Commissioner Kenneth Hayne has handed down his long-awaited report into Misconduct in the Banking, Superannuation and Financial Services Industry and, based on KPMG’s initial analysis, the Final Report will have far-reaching effects on superannuation funds and the financial services industry more broadly.
For the superannuation industry, the Final Report’s recommendations emphasise trustees’ obligations to their members, seek to adjust the regulatory framework to clarify the roles of the Regulators, and of more significance, enforce accountability through the introduction of civil penalties and the extension of the Banking Executive Accountability Regime (BEAR) to superannuation.
There is no doubt the recommendations will significantly impact the business models and operations of a range of superannuation funds in the industry.
Recommendations calling for a person to have only one default account and a ban on the unsolicited offer or sale of superannuation (and insurance) products will impact how many funds acquire new members, as will the proposed amendments to commission arrangements in respect of superannuation products.

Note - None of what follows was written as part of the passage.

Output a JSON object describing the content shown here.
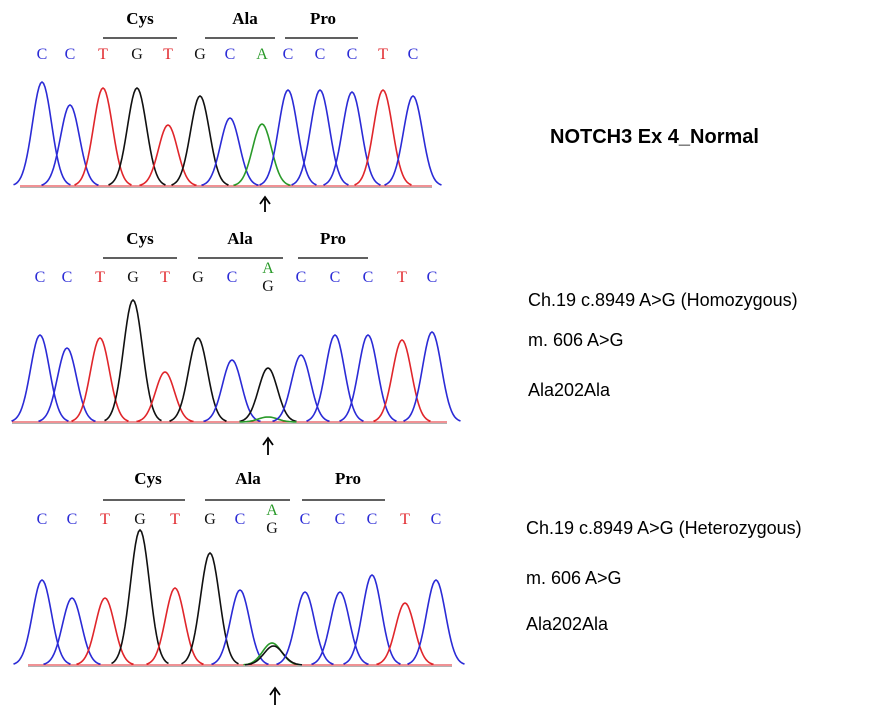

The additional restrictions on the payment of advice fees out of MySuper and choice products will also put considerable pressure on many financial advice businesses.
The Final Report also calls for the Insurance in Superannuation Voluntary Code to become enforceable through law, and seeks to improve the handling of insurance claims within superannuation.
Our analysis focuses on four broad themes likely to have the most impact on superannuation funds and providers to the industry:
- distribution models in superannuation
- governance and culture
- the regulatory environment
- insurance in superannuation.
Regardless of how, and in what form, The Report’s recommendations are implemented, they will undoubtedly have a significant impact on the structure of the superannuation industry for many years to come.